Boşanma davalarında nafaka, Türk Aile Hukuku'nun en çok tartışılan ve karmaşık konularından biridir. Nafaka, boşanma sonrasında taraflardan birinin ekonomik olarak zayıf düşmesini engellemek ve boşanma sonucu ortaya çıkan ekonomik dengesizliği gidermek amacıyla kanun tarafından öngörülen bir yükümlülüktür. Bu makalede, boşanma davasında nafaka türleri, hukuki dayanakları, Yargıtay kararları ve güncel mevzuat çerçevesinde detaylı bir analiz sunulacaktır.

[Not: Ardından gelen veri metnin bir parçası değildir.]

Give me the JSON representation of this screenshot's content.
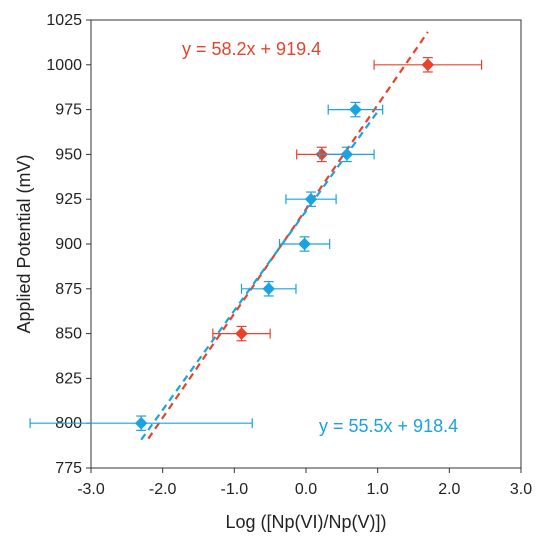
{
  "chart_data": {
    "type": "scatter",
    "title": "",
    "xlabel": "Log ([Np(VI)/Np(V)])",
    "ylabel": "Applied Potential (mV)",
    "xlim": [
      -3.0,
      3.0
    ],
    "ylim": [
      775,
      1025
    ],
    "x_ticks": [
      -3.0,
      -2.0,
      -1.0,
      0.0,
      1.0,
      2.0,
      3.0
    ],
    "x_tick_labels": [
      "-3.0",
      "-2.0",
      "-1.0",
      "0.0",
      "1.0",
      "2.0",
      "3.0"
    ],
    "y_ticks": [
      775,
      800,
      825,
      850,
      875,
      900,
      925,
      950,
      975,
      1000,
      1025
    ],
    "y_tick_labels": [
      "775",
      "800",
      "825",
      "850",
      "875",
      "900",
      "925",
      "950",
      "975",
      "1000",
      "1025"
    ],
    "grid": false,
    "series": [
      {
        "color": "#e8432a",
        "marker": "diamond",
        "points": [
          {
            "x": -0.9,
            "y": 850,
            "xerr": 0.4,
            "yerr": 4
          },
          {
            "x": 0.22,
            "y": 950,
            "xerr": 0.35,
            "yerr": 4
          },
          {
            "x": 1.7,
            "y": 1000,
            "xerr": 0.75,
            "yerr": 4
          }
        ],
        "fit": {
          "slope": 58.2,
          "intercept": 919.4,
          "x_range": [
            -2.2,
            1.7
          ],
          "style": "dashed"
        },
        "equation": "y = 58.2x + 919.4"
      },
      {
        "color": "#1aa3e0",
        "marker": "diamond",
        "points": [
          {
            "x": -2.3,
            "y": 800,
            "xerr": 1.55,
            "yerr": 4
          },
          {
            "x": -0.52,
            "y": 875,
            "xerr": 0.38,
            "yerr": 4
          },
          {
            "x": -0.02,
            "y": 900,
            "xerr": 0.35,
            "yerr": 4
          },
          {
            "x": 0.07,
            "y": 925,
            "xerr": 0.35,
            "yerr": 4
          },
          {
            "x": 0.57,
            "y": 950,
            "xerr": 0.38,
            "yerr": 4
          },
          {
            "x": 0.69,
            "y": 975,
            "xerr": 0.38,
            "yerr": 4
          }
        ],
        "fit": {
          "slope": 55.5,
          "intercept": 918.4,
          "x_range": [
            -2.3,
            1.0
          ],
          "style": "dashed"
        },
        "equation": "y = 55.5x + 918.4"
      }
    ]
  }
}
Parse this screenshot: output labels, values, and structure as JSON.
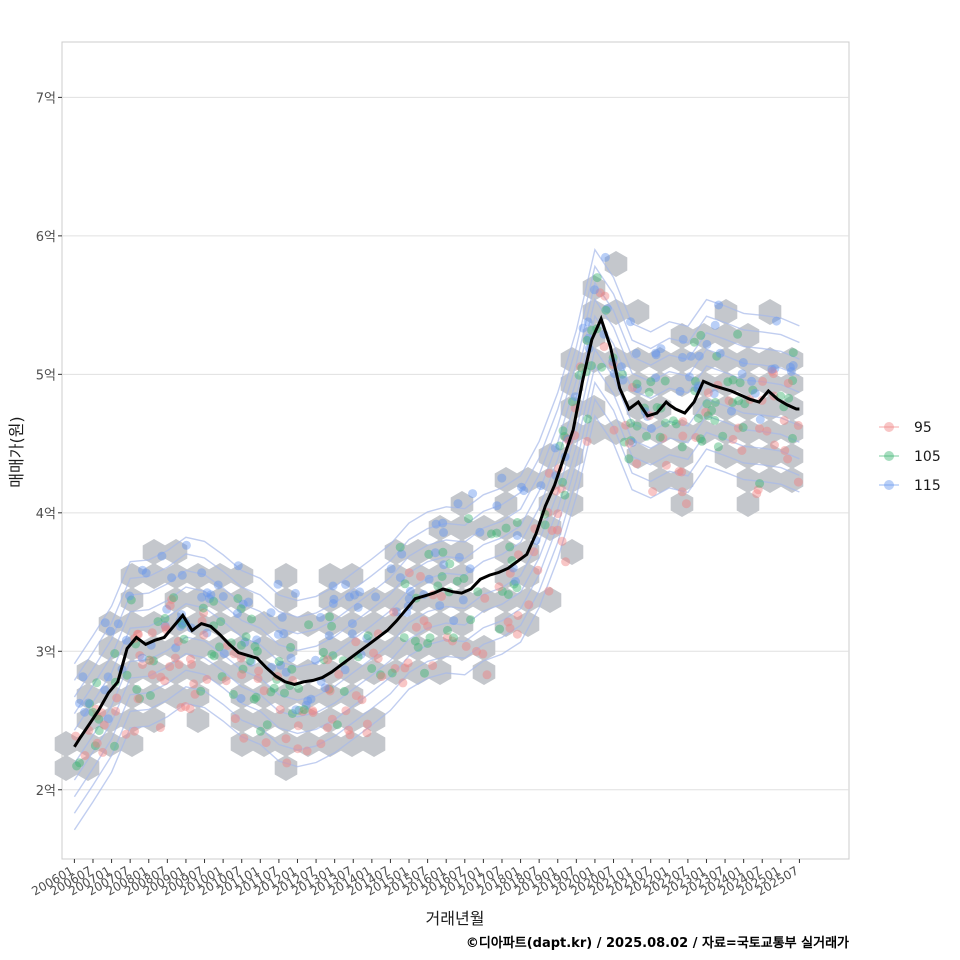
{
  "chart_data": {
    "type": "scatter",
    "xlabel": "거래년월",
    "ylabel": "매매가(원)",
    "caption": "©디아파트(dapt.kr) / 2025.08.02 / 자료=국토교통부 실거래가",
    "x_tick_labels": [
      "200601",
      "200607",
      "200701",
      "200707",
      "200801",
      "200807",
      "200901",
      "200907",
      "201001",
      "201007",
      "201101",
      "201107",
      "201201",
      "201207",
      "201301",
      "201307",
      "201401",
      "201407",
      "201501",
      "201507",
      "201601",
      "201607",
      "201701",
      "201707",
      "201801",
      "201807",
      "201901",
      "201907",
      "202001",
      "202007",
      "202101",
      "202107",
      "202201",
      "202207",
      "202301",
      "202307",
      "202401",
      "202407",
      "202501",
      "202507"
    ],
    "y_ticks": [
      {
        "value": 2,
        "label": "2억"
      },
      {
        "value": 3,
        "label": "3억"
      },
      {
        "value": 4,
        "label": "4억"
      },
      {
        "value": 5,
        "label": "5억"
      },
      {
        "value": 6,
        "label": "6억"
      },
      {
        "value": 7,
        "label": "7억"
      }
    ],
    "xlim": [
      "2005-09",
      "2026-11"
    ],
    "ylim": [
      1.5,
      7.4
    ],
    "y_unit": "억",
    "grid": true,
    "legend_position": "right",
    "legend": [
      {
        "name": "95",
        "color": "#f08080"
      },
      {
        "name": "105",
        "color": "#3cb371"
      },
      {
        "name": "115",
        "color": "#6495ed"
      }
    ],
    "layers": [
      "hexbin density",
      "2d density contours",
      "scatter by area",
      "moving average line"
    ],
    "moving_average": {
      "x": [
        "2006-01",
        "2006-03",
        "2006-06",
        "2006-09",
        "2006-12",
        "2007-03",
        "2007-06",
        "2007-09",
        "2007-12",
        "2008-03",
        "2008-06",
        "2008-09",
        "2008-12",
        "2009-03",
        "2009-06",
        "2009-09",
        "2009-12",
        "2010-03",
        "2010-06",
        "2010-09",
        "2010-12",
        "2011-03",
        "2011-06",
        "2011-09",
        "2011-12",
        "2012-03",
        "2012-06",
        "2012-09",
        "2012-12",
        "2013-03",
        "2013-06",
        "2013-09",
        "2013-12",
        "2014-03",
        "2014-06",
        "2014-09",
        "2014-12",
        "2015-03",
        "2015-06",
        "2015-09",
        "2015-12",
        "2016-03",
        "2016-06",
        "2016-09",
        "2016-12",
        "2017-03",
        "2017-06",
        "2017-09",
        "2017-12",
        "2018-03",
        "2018-06",
        "2018-09",
        "2018-12",
        "2019-03",
        "2019-06",
        "2019-09",
        "2019-12",
        "2020-03",
        "2020-06",
        "2020-09",
        "2020-12",
        "2021-03",
        "2021-06",
        "2021-09",
        "2021-12",
        "2022-01",
        "2022-03",
        "2022-06",
        "2022-09",
        "2022-12",
        "2023-03",
        "2023-06",
        "2023-09",
        "2023-12",
        "2024-03",
        "2024-06",
        "2024-09",
        "2024-12",
        "2025-03",
        "2025-06",
        "2025-07"
      ],
      "y": [
        2.31,
        2.38,
        2.48,
        2.58,
        2.7,
        2.78,
        3.02,
        3.1,
        3.05,
        3.08,
        3.1,
        3.18,
        3.26,
        3.15,
        3.2,
        3.18,
        3.12,
        3.05,
        2.99,
        2.97,
        2.95,
        2.88,
        2.82,
        2.78,
        2.76,
        2.78,
        2.79,
        2.81,
        2.85,
        2.9,
        2.95,
        3.0,
        3.05,
        3.1,
        3.15,
        3.22,
        3.3,
        3.38,
        3.4,
        3.42,
        3.45,
        3.43,
        3.42,
        3.45,
        3.52,
        3.55,
        3.57,
        3.6,
        3.65,
        3.7,
        3.85,
        4.05,
        4.2,
        4.4,
        4.6,
        4.95,
        5.25,
        5.4,
        5.2,
        4.9,
        4.75,
        4.8,
        4.7,
        4.72,
        4.8,
        4.78,
        4.75,
        4.72,
        4.8,
        4.95,
        4.92,
        4.9,
        4.88,
        4.85,
        4.82,
        4.8,
        4.88,
        4.82,
        4.78,
        4.75,
        4.75
      ],
      "color": "#000000"
    }
  }
}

## Nafaka Türleri ve Hukuki Dayanakları
Türk Medeni Kanunu (TMK) m. 175-184, nafaka yükümlülüğünü düzenlemektedir. Boşanma davasında üç temel nafaka türü söz konusudur:
1. **Yoksulluk Nafakası (TMK m. 175)**: Boşanma nedeniyle yoksulluğa düşecek olan tarafın, diğer taraftan talep edebileceği nafakadır. Yoksulluk, kişinin boşanma sonucu asgari yaşam gereksinimlerini karşılayamayacak duruma düşmesi olarak tanımlanır. Örneğin, evlilik birliği içinde çalışmayan veya daha az gelir elde eden eş, boşanma sonrası geçim sıkıntısı çekiyorsa yoksulluk nafakasına hak kazanabilir. Yoksulluk nafakası, şartları mevcut olduğu sürece hükmedilebilmekle birlikte, şartları ortadan kalktığında sona erdirilebilir. TMK m. 176/3 uyarınca, tarafların mali durumlarının değişmesi veya hakkaniyetin gerektirdiği hallerde nafaka miktarı artırılabilir veya azaltılabilir.

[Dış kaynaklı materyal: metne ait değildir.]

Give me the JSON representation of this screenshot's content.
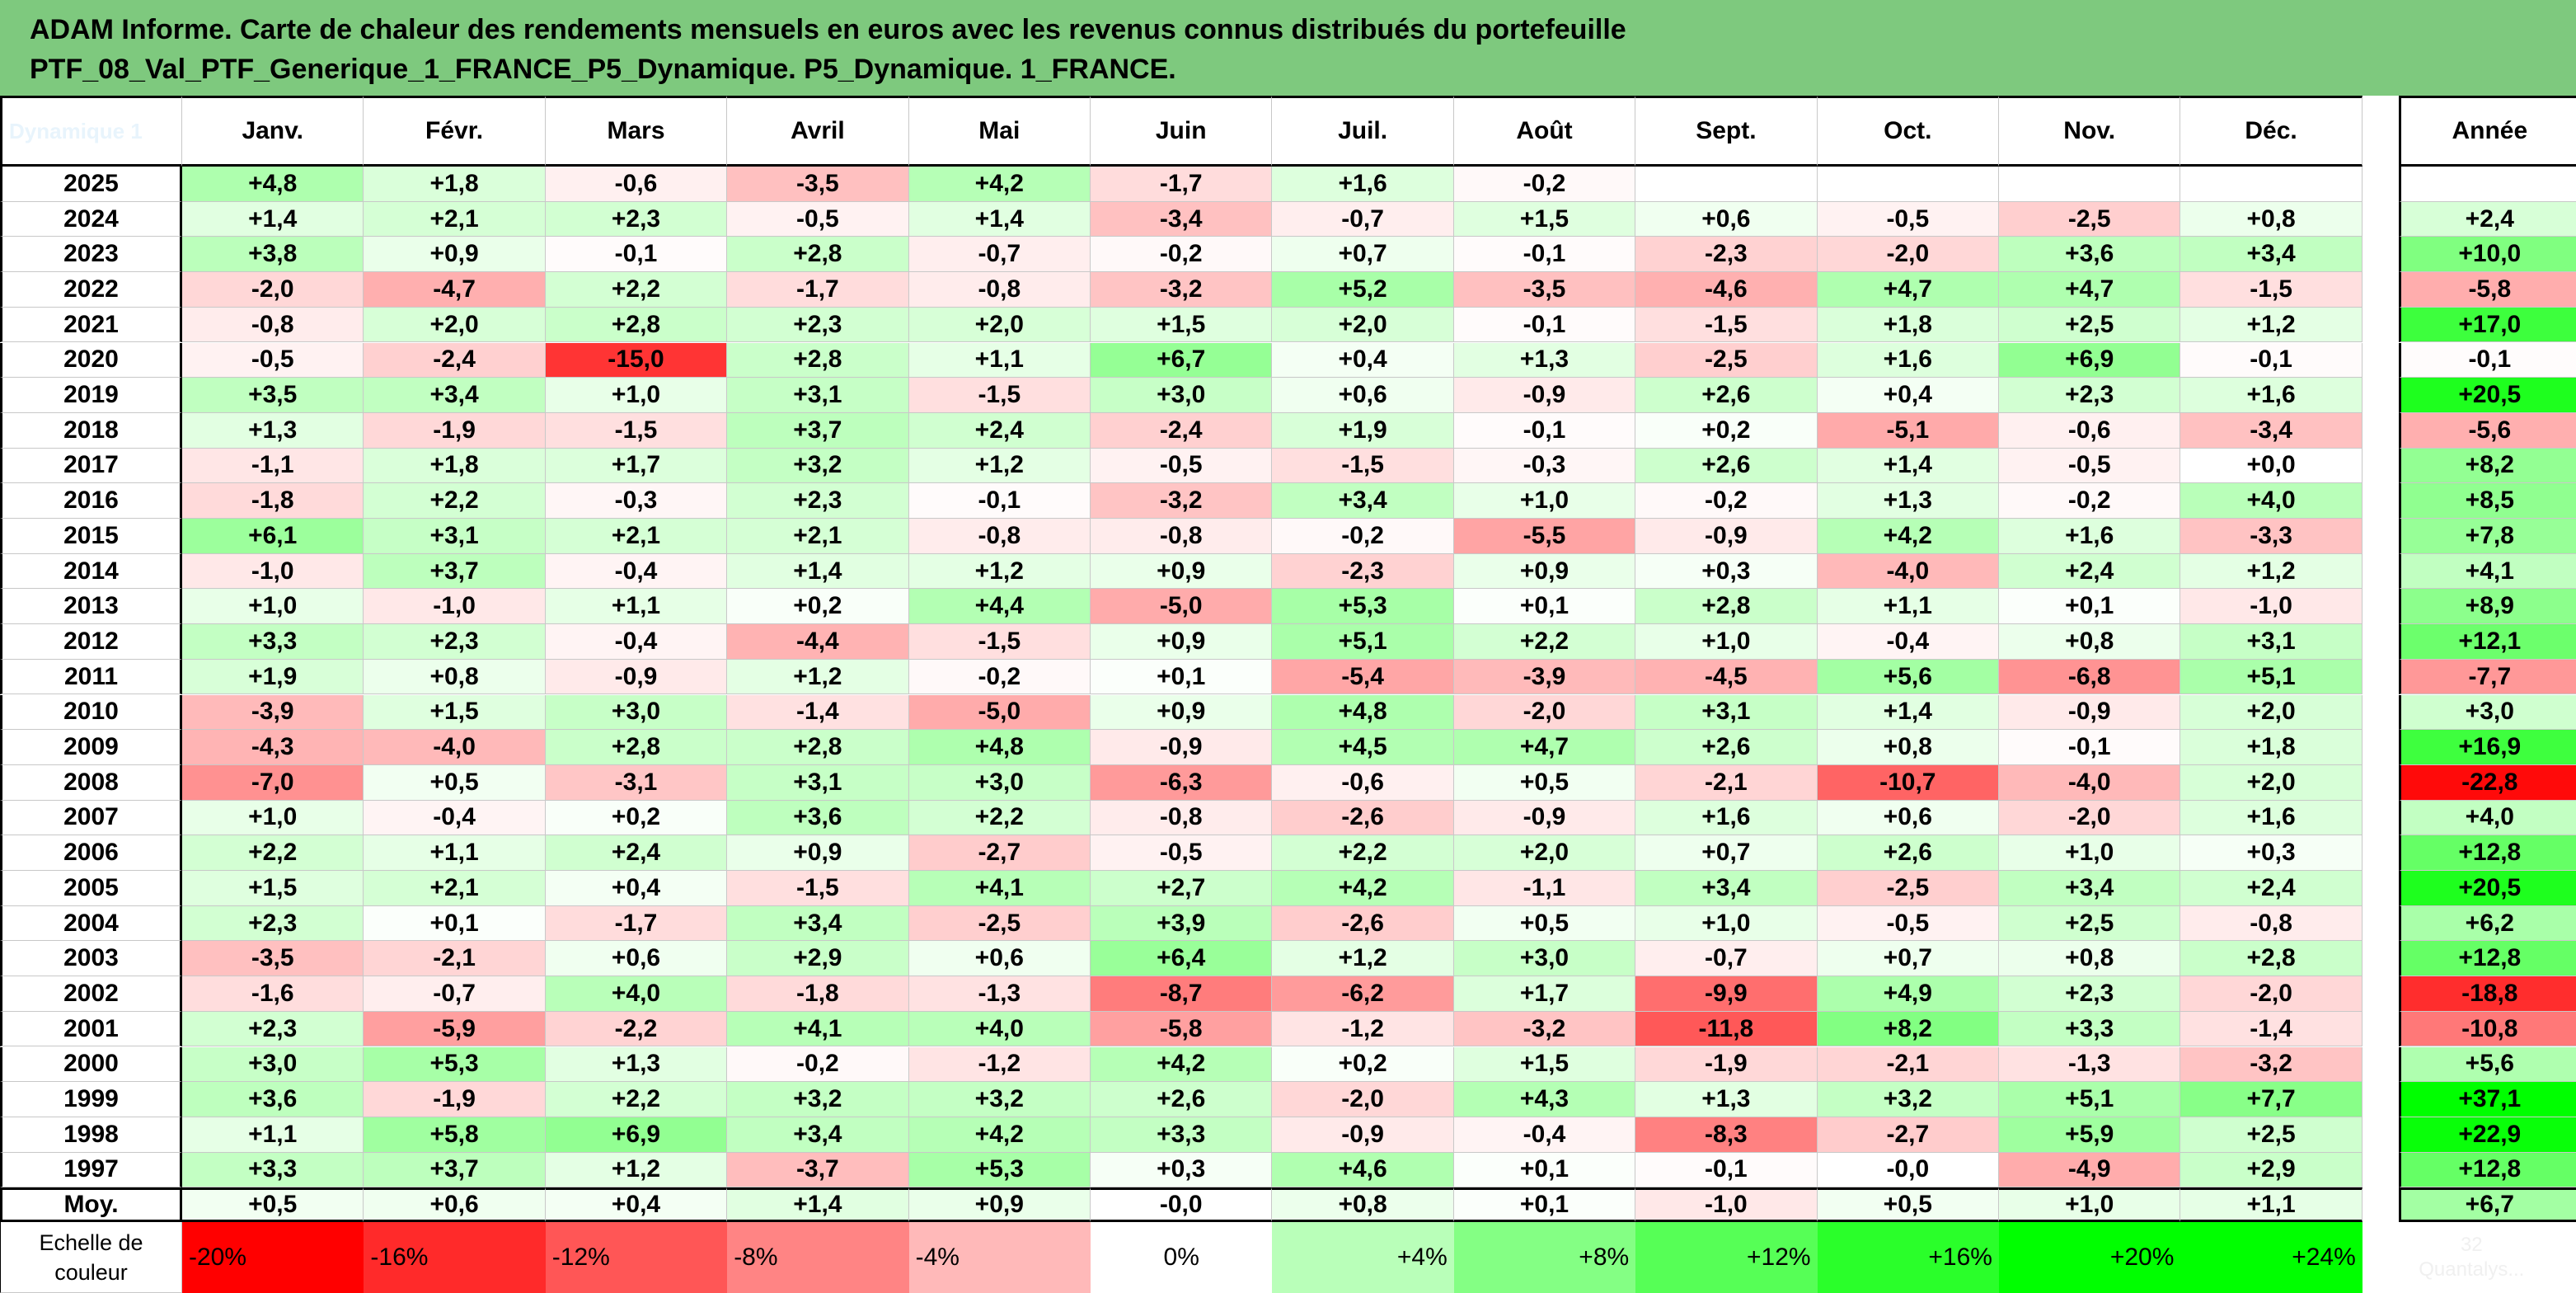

2. **İştirak Nafakası (TMK m. 182)**: Velayet kendisine verilmeyen ebeveynin, müşterek çocuğun bakımı, eğitimi ve geçimi için velayet hakkına sahip olan ebeveyne ödediği nafakadır. İştirak nafakası, çocuğun ergin olmasına (18 yaşını doldurması) veya evlenmesiyle kendiliğinden sona ermez. Ergin olmasına rağmen eğitimine devam ediyorsa, TMK m. 328 uyarınca yardım nafakası talep edebilir. İştirak nafakası, çocuğun menfaatleri doğrultusunda belirlenir ve çocuğun ihtiyaçları değiştiği takdirde miktarı da değişebilir (TMK m. 182/2).

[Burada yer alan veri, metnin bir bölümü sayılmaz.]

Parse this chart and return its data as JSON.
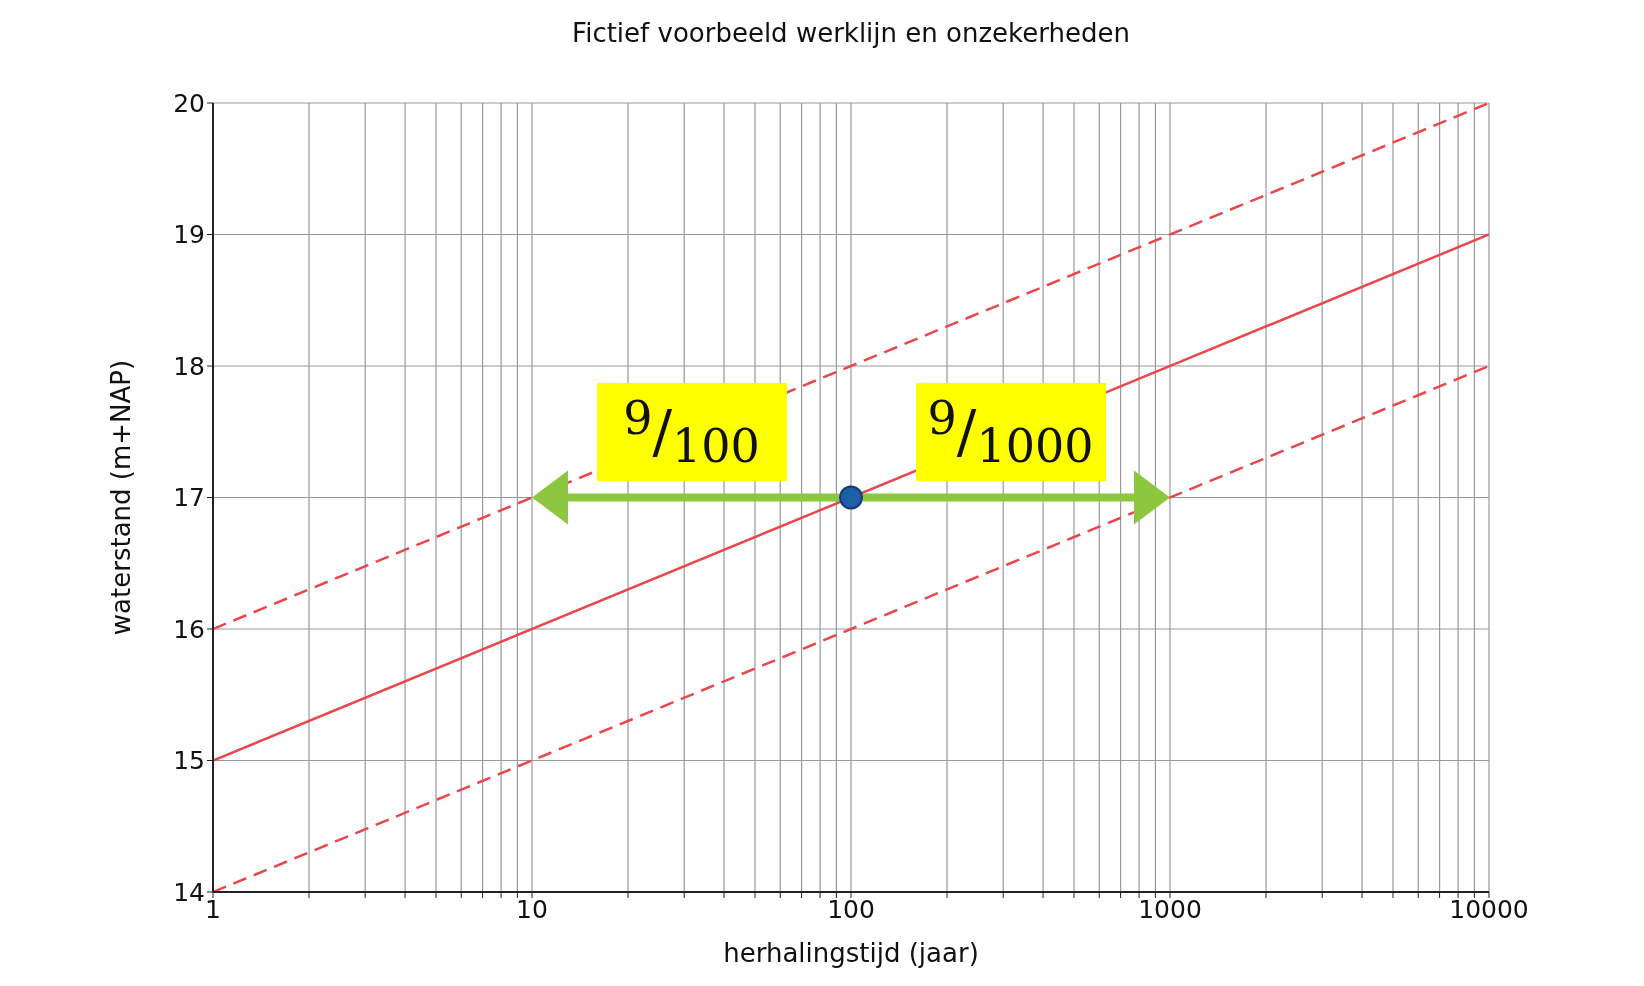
{
  "chart_data": {
    "type": "line",
    "title": "Fictief voorbeeld werklijn en onzekerheden",
    "xlabel": "herhalingstijd (jaar)",
    "ylabel": "waterstand (m+NAP)",
    "log": "x",
    "grid": true,
    "xlim": [
      1,
      10000
    ],
    "xticks": [
      1,
      {
        "value": 2,
        "label": null
      },
      {
        "value": 3,
        "label": null
      },
      {
        "value": 4,
        "label": null
      },
      {
        "value": 5,
        "label": null
      },
      {
        "value": 6,
        "label": null
      },
      {
        "value": 7,
        "label": null
      },
      {
        "value": 8,
        "label": null
      },
      {
        "value": 9,
        "label": null
      },
      10,
      {
        "value": 20,
        "label": null
      },
      {
        "value": 30,
        "label": null
      },
      {
        "value": 40,
        "label": null
      },
      {
        "value": 50,
        "label": null
      },
      {
        "value": 60,
        "label": null
      },
      {
        "value": 70,
        "label": null
      },
      {
        "value": 80,
        "label": null
      },
      {
        "value": 90,
        "label": null
      },
      100,
      {
        "value": 200,
        "label": null
      },
      {
        "value": 300,
        "label": null
      },
      {
        "value": 400,
        "label": null
      },
      {
        "value": 500,
        "label": null
      },
      {
        "value": 600,
        "label": null
      },
      {
        "value": 700,
        "label": null
      },
      {
        "value": 800,
        "label": null
      },
      {
        "value": 900,
        "label": null
      },
      1000,
      {
        "value": 2000,
        "label": null
      },
      {
        "value": 3000,
        "label": null
      },
      {
        "value": 4000,
        "label": null
      },
      {
        "value": 5000,
        "label": null
      },
      {
        "value": 6000,
        "label": null
      },
      {
        "value": 7000,
        "label": null
      },
      {
        "value": 8000,
        "label": null
      },
      {
        "value": 9000,
        "label": null
      },
      10000
    ],
    "ylim": [
      14,
      20
    ],
    "yticks": [
      14,
      15,
      16,
      17,
      18,
      19,
      20
    ],
    "series": [
      {
        "x": [
          1,
          10000
        ],
        "values": [
          16,
          20
        ],
        "color": "#e8474c",
        "line_style": "dashed"
      },
      {
        "x": [
          1,
          10000
        ],
        "values": [
          15,
          19
        ],
        "color": "#e8474c",
        "line_style": "solid"
      },
      {
        "x": [
          1,
          10000
        ],
        "values": [
          14,
          18
        ],
        "color": "#e8474c",
        "line_style": "dashed"
      },
      {
        "type": "scatter",
        "x": [
          100
        ],
        "values": [
          17
        ],
        "color": "#1f5fa8",
        "marker": "circle"
      }
    ],
    "annotations": [
      {
        "text": "$^{9}$/$_{100}$",
        "x": 10,
        "y": 17
      },
      {
        "text": "$^{9}$/$_{1000}$",
        "x": 1000,
        "y": 17
      }
    ]
  }
}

3. **Tedbir Nafakası (TMK m. 169)**: Boşanma davası açılmadan önce veya açıldıktan sonra, yargılama süresince eşlerin ve çocukların geçimini sağlamak amacıyla mahkeme tarafından geçici olarak hükmedilen nafakadır. Tedbir nafakası, davanın devamı süresince ödenir ve boşanma kararının kesinleşmesiyle kendiliğinden sona erer. Boşanma kararıyla birlikte yoksulluk veya iştirak nafakasına hükmedilirse, tedbir nafakası yerini bu nafakalara bırakır. Tedbir nafakası TMK m. 169 yanında 4787 sayılı Aile Mahkemelerinin Kuruluş, Görev ve Yargılama Usullerine Dair Kanun'un 4. maddesi ile de düzenlenmektedir.
## Yoksulluk Nafakasının Şartları
Yoksulluk nafakası alabilmek için TMK m. 175'te belirtilen şartların birlikte gerçekleşmesi gerekmektedir:
* Nafaka talep eden tarafın **boşanmada kusursuz veya diğer tarafa göre daha az kusurlu** olması gerekir. Eşit kusurlu olunması halinde yoksulluk nafakasına hükmedilemez. Ancak Yargıtay'ın yerleşik içtihatlarına göre, boşanmaya sebep olan olaylarda ağır kusurlu olan tarafın yoksulluk nafakası talebi reddedilir.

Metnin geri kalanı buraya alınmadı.